6. Register copyright for my latest book. Nope. Good thing I still have 60 days to accomplish that one.

It was kind of alarming to realize how much I couldn’t do without easy high-speed Internet access.

Now before you say, “Cry me a river, Juli. There are data-starved children in third-world countries,” I get that. This wasn’t an essay on, “oh poor me, I have to live for a day without Internet.” It was more a commentary on how much things have changed. Remember dial-up? Literally, most of the tasks I have listed above would never have been on my to-do list in dial-up days.

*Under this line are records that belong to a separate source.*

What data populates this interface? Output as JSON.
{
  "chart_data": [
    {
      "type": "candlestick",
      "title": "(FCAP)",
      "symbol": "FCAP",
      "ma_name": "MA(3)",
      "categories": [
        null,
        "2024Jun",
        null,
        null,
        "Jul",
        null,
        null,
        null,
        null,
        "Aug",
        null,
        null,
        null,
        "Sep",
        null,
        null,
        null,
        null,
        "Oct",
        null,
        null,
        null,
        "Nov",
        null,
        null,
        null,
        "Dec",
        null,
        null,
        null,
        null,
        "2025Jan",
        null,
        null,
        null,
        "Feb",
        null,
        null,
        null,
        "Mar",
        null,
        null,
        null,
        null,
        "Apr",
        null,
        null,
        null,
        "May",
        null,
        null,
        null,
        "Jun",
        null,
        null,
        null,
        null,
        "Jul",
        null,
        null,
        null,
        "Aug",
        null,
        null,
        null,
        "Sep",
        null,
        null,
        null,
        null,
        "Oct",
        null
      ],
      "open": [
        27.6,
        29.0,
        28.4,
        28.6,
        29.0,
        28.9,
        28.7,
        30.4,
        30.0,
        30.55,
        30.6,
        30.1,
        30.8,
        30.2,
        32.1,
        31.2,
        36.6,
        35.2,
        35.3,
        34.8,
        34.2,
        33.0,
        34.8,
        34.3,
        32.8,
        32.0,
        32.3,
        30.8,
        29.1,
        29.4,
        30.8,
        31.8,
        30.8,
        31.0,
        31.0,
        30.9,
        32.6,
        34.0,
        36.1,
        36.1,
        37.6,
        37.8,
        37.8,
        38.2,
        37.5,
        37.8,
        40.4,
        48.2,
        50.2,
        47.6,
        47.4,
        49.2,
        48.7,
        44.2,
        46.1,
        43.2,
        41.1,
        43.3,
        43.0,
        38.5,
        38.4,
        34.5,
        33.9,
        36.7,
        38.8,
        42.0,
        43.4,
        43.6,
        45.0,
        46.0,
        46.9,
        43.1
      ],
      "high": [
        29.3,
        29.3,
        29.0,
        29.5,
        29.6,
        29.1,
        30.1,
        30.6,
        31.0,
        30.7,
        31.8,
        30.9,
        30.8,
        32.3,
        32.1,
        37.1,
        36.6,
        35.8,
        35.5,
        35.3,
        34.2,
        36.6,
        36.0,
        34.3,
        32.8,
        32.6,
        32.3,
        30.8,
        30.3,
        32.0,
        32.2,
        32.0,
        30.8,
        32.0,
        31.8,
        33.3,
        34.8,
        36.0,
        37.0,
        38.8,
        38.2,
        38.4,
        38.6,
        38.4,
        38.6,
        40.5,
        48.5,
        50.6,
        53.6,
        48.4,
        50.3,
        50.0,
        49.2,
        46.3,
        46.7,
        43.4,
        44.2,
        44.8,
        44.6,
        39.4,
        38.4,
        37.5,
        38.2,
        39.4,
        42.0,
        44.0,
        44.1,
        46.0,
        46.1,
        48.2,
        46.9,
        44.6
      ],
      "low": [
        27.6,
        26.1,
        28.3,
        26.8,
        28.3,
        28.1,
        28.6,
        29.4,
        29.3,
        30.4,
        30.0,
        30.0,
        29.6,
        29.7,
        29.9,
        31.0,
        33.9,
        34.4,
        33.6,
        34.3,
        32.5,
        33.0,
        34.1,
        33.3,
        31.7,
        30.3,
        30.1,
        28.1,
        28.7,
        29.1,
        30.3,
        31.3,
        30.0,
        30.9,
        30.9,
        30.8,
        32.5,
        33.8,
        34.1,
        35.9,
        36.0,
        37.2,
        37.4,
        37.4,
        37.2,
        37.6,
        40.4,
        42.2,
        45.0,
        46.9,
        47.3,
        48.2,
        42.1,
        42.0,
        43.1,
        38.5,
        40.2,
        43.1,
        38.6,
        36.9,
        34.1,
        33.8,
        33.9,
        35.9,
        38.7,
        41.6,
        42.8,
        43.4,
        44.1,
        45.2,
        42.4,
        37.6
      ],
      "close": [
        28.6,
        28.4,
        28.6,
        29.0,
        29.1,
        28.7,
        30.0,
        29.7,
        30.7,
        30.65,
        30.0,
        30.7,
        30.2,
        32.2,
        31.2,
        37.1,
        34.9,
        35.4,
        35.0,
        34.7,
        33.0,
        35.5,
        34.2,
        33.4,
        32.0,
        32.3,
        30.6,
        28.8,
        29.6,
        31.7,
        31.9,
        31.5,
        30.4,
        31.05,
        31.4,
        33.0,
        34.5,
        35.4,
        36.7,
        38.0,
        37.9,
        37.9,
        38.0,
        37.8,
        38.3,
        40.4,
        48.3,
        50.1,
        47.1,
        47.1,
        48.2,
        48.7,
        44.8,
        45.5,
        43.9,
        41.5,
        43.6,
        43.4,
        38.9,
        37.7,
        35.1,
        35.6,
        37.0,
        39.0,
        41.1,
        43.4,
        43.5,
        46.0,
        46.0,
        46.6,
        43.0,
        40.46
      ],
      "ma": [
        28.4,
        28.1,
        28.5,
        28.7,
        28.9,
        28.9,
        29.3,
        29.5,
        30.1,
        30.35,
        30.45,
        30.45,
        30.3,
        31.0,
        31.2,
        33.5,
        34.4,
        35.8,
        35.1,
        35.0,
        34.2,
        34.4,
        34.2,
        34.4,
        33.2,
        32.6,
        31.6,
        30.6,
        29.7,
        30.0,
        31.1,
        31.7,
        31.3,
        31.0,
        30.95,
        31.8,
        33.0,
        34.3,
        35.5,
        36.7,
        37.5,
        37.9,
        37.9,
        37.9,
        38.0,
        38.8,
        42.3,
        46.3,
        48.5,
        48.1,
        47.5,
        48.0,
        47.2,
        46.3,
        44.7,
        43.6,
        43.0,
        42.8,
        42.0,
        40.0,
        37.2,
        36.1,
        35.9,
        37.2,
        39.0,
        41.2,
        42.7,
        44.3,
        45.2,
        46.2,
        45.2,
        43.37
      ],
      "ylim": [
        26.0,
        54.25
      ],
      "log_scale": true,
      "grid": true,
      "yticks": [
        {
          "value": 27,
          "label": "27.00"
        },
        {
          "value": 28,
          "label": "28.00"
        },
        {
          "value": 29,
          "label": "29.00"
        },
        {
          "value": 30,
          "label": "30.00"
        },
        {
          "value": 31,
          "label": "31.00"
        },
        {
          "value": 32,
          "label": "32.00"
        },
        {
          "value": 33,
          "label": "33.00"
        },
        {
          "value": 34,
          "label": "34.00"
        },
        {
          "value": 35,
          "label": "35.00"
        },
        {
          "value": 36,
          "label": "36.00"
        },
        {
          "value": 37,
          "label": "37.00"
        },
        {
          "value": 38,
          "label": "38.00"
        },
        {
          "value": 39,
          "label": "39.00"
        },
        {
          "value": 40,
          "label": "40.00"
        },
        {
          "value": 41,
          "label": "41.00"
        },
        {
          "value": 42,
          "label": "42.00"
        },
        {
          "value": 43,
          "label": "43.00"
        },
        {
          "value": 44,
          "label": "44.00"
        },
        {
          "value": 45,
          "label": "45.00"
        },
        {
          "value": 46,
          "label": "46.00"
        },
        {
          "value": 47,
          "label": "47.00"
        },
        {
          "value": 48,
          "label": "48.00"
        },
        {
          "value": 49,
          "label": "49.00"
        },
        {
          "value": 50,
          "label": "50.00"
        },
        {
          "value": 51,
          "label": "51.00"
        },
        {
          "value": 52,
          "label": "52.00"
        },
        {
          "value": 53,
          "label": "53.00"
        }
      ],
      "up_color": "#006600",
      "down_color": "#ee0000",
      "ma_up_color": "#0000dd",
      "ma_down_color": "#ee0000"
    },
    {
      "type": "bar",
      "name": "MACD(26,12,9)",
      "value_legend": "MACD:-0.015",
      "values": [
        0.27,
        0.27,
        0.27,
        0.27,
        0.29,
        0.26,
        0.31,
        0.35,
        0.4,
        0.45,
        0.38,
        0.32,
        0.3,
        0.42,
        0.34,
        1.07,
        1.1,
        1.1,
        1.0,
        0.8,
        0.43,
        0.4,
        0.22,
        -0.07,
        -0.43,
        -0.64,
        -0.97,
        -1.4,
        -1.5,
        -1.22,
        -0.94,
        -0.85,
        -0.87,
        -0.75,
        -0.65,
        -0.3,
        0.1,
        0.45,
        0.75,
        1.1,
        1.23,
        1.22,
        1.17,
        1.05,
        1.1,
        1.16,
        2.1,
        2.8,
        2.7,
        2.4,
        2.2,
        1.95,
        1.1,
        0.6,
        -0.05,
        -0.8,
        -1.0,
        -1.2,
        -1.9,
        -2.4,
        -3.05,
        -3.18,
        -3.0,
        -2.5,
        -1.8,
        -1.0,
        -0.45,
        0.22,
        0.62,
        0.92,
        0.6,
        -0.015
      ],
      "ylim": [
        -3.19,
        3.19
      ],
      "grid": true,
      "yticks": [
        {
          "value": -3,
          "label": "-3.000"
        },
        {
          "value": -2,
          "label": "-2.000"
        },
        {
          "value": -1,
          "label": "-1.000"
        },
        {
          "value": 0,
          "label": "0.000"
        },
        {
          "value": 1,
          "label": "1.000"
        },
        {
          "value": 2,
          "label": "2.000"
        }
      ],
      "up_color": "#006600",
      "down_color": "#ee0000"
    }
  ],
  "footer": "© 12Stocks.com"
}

Sometimes I just find it fascinating to see how much technology has changed our lives and how it creeps up on you, almost without realizing it.

So how would you fare with a day without high-speed Internet?


  1. After Hurricane Sandy, I was without Internet for about a week — the least of the problems many people were facing in the Northeast. But the company I work for is based in Dallas and I telecommute.

    I went to Panera Bread for Internet — jam packed and the connection was so bad, you couldn’t even get on. I tried the local library, Starbucks, even McDonalds. Nope, same issue at all of them.

    I settled for doing as much as I could with my wifi hot spot. My whole job is dependent on the Internet because I need to post news articles to the web and access other computers remotely.

  2. @Susan, I hear you on public wifi. I went to Starbucks today and learned the hard way that catching up on Tumblr on public wifi is an exercise in frustration.

    Broadband has made telecommuting a realistic option in a way it couldn’t have been a decade (or more) ago.